Mitos Seputar Gunung Bromo
Konon
saat dewa-dewa masih suka turun ke bumi, kerajaan Majapahit mengalami serangan
dari berbagai daerah. Penduduk bingung mencari tempat pengungsian, demikian
juga dengan dewa-dewa. Pada saat itulah dewa mulai pergi menuju ke sebuah
tempat, disekitar Gunung Bromo.
Gunung Bromo masih tenang,
tegak diselimuti kabut putih. Dewa-dewa yang mendatangi tempat di sekitar Gunung
Bromo, bersemayam di lereng Gunung Pananjakan. Di tempat itulah dapat terlihat
matahari terbit dari Timur dan terbenam di sebelah Barat.
Di
sekitar Gunung Pananjakan, tempat
dewa-dewa bersemayam, terdapat pula tempat pertapa. Pertapa tersebut kerjanya
tiap hari hanyalah memuja dan mengheningkan cipta. Suatu ketika hari yang
berbahagia, istri itu melahirkan seorang anak laki-laki. Wajahnya tampan,
cahayanya terang, dan merupakan anak yang lahir dari titisan jiwa yang suci.

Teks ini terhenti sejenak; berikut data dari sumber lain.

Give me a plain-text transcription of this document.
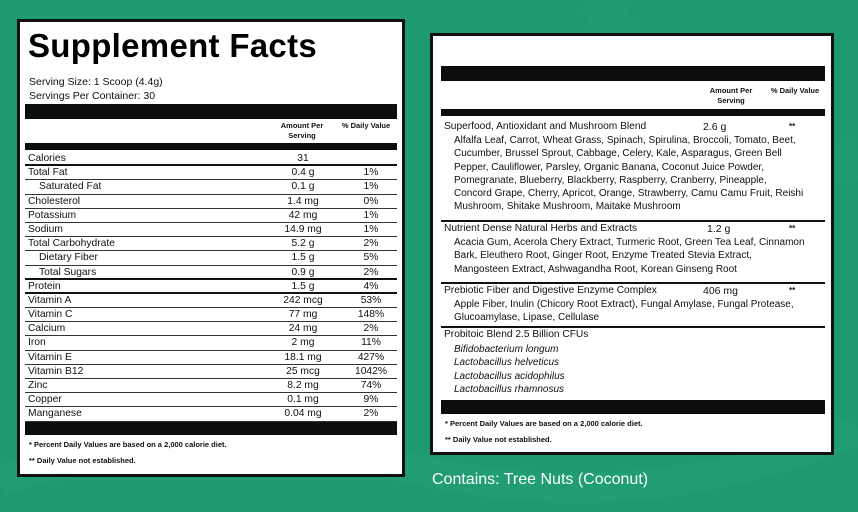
Supplement Facts
Serving Size: 1 Scoop (4.4g)
Servings Per Container: 30
Amount Per Serving
% Daily Value
Calories	31
Total Fat	0.4 g	1%
Saturated Fat	0.1 g	1%
Cholesterol	1.4 mg	0%
Potassium	42 mg	1%
Sodium	14.9 mg	1%
Total Carbohydrate	5.2 g	2%
Dietary Fiber	1.5 g	5%
Total Sugars	0.9 g	2%
Protein	1.5 g	4%
Vitamin A	242 mcg	53%
Vitamin C	77 mg	148%
Calcium	24 mg	2%
Iron	2 mg	11%
Vitamin E	18.1 mg	427%
Vitamin B12	25 mcg	1042%
Zinc	8.2 mg	74%
Copper	0.1 mg	9%
Manganese	0.04 mg	2%
* Percent Daily Values are based on a 2,000 calorie diet.
** Daily Value not established.
Amount Per Serving
% Daily Value
Superfood, Antioxidant and Mushroom Blend	2.6 g	**
Alfalfa Leaf, Carrot, Wheat Grass, Spinach, Spirulina, Broccoli, Tomato, Beet,
Cucumber, Brussel Sprout, Cabbage, Celery, Kale, Asparagus, Green Bell
Pepper, Cauliflower, Parsley, Organic Banana, Coconut Juice Powder,
Pomegranate, Blueberry, Blackberry, Raspberry, Cranberry, Pineapple,
Concord Grape, Cherry, Apricot, Orange, Strawberry, Camu Camu Fruit, Reishi
Mushroom, Shitake Mushroom, Maitake Mushroom
Nutrient Dense Natural Herbs and Extracts	1.2 g	**
Acacia Gum, Acerola Chery Extract, Turmeric Root, Green Tea Leaf, Cinnamon
Bark, Eleuthero Root, Ginger Root, Enzyme Treated Stevia Extract,
Mangosteen Extract, Ashwagandha Root, Korean Ginseng Root
Prebiotic Fiber and Digestive Enzyme Complex	406 mg	**
Apple Fiber, Inulin (Chicory Root Extract), Fungal Amylase, Fungal Protease,
Glucoamylase, Lipase, Cellulase
Probitoic Blend 2.5 Billion CFUs
Bifidobacterium longum
Lactobacillus helveticus
Lactobacillus acidophilus
Lactobacillus rhamnosus
* Percent Daily Values are based on a 2,000 calorie diet.
** Daily Value not established.
Contains: Tree Nuts (Coconut)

Sejak dilahirkan, anak tersebut menampakkan kesehatan dan kekuatan yang luar
biasa. Saat ia lahir, anak pertapa tersebut sudah dapat berteriak. Genggaman
tangannya sangat erat, tendangan kakinya pun kuat dan tidak seperti anak-anak
lain. Bayi tersebut dinamai Joko Seger, yang artinya Joko yang sehat dan kuat.
Di
tempat sekitar Gunung Pananjakan, pada waktu itu ada seorang anak perempuan
yang lahir dari titisan dewa. Wajahnya cantik dan elok. Dia satu-satunya anak
yang paling cantik di tempat itu. Ketika dilahirkan, anak itu tidak layaknya
bayi lahir. Ia diam, tidak menangis sewaktu pertama kali menghirup udara. Bayi
itu begitu tenang, lahir tanpa menangis dari rahim ibunya. Maka oleh orang
tuanya, bayi itu dinamai Rara Anteng.
Dari
hari ke hari tubuh Rara Anteng tumbuh menjadi besar. Garis-garis kecantikan
nampak jelas diwajahnya. Termasyurlah Rara Anteng sampai ke berbagai tempat.
Banyak putera raja melamarnya. Namun pinangan itu ditolaknya, karena Rara
Anteng sudah terpikat hatinya kepada Joko Seger.
Suatu
hari Rara Anteng dipinang oleh seorang bajak yang terkenal sakti dan kuat.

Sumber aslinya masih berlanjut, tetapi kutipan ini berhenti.